Pita adalah satu-satunya kandidat MFP, sementara Pheu Thai mendaftarkan tiga nama, yakni Srettha Thavisin; Paetongtarn Shinawatra, putri mantan Perdana Menteri Thaksin Shinawatra, yang digulingkan oleh kudeta militer tahun 2006; dan Chaikasem Nitsiri, seorang ahli strategi utama partai.

Paetongtarn disebut-sebut sebagai prospek utama partai Pheu Thai selama kampanye pemilu kemarin, tetapi Srettha justru muncul sebagai kandidat favorit. Srettha baru terjun secara aktif ke dunia politik tahun lalu. Nilai jual terkuat Srettha adalah ketajaman bisnis dan pengalamannya.

Pemimpin MFP Thailand Pita Limjaroenrat
Ancaman diskualifikasi karena dugaan melanggar UU Pemilu, menghantui PitaFoto: Sakchai Lalit/AP/dpa/picture alliance

Koalisi baru?

Jika Pita atau kandidat dari Pheu Thai tidak mampu memenangkan suara parlemen, akan ada tekanan untuk membentuk koalisi baru, dengan menambahkan mitra yang kurang liberal. Namun itu juga berarti, koalisi baru akan menjatuhkan MFP yang dipandang sebagai batu sandungan, karena posisi proposal reformasi MFP untuk kerajaan.

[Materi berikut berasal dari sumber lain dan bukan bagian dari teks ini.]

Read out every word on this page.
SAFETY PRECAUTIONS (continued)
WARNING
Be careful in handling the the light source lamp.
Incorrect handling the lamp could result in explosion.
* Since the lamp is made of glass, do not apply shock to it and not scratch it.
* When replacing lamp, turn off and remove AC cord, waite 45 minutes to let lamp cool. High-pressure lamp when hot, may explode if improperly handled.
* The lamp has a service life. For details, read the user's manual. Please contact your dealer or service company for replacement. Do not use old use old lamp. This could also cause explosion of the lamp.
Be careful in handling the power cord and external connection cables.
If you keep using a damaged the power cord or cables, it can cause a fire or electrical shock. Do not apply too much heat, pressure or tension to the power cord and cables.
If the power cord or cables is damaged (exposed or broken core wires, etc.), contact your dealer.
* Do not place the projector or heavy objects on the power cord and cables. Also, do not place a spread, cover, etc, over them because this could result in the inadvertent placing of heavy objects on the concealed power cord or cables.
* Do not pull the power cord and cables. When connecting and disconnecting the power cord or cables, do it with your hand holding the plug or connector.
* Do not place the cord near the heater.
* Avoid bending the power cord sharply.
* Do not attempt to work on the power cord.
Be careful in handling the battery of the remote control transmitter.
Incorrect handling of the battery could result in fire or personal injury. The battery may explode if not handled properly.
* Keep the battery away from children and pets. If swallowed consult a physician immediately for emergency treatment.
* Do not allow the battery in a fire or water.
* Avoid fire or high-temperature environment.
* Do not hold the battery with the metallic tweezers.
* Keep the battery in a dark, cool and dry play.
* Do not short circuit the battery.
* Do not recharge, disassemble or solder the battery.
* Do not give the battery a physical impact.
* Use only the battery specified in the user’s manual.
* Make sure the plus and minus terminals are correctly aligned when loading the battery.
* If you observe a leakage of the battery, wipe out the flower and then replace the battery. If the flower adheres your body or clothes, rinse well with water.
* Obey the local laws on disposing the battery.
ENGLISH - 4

Sementara, MFP telah bertekad untuk tidak mendukung pemerintahan dengan partai-partai yang tercemar oleh hubungan sembilan tahun dukungan militer, sehingga MFP mungkin akan lebih nyaman menjadi oposisi.

"Saya pikir mereka (MFP) lebih bersedia untuk keluar dari posisi mereka sendiri dan menghormati apa yang telah mereka umumkan kepada para pemilih dalam kampanye menjelang pemilu," ujar Saowanee T. Alexander, profesor di Universitas Ubon Ratchathani di Thailand.

Profesor Saowanee juga mengatakan bahwa dia masih berharap namun pesimis, karena isu reformasi monarki "membuat politik ke depan menjadi sangat sulit."

Berita kemungkinan gagalnya Pita untuk menjabat sebagai perdana menteri baru Thailand, telah membuat gusar para pendukungnya dan para aktivis pendukung demokrasi, di mana mereka telah menyerukan aksi demonstrasi pada hari Rabu (19/07).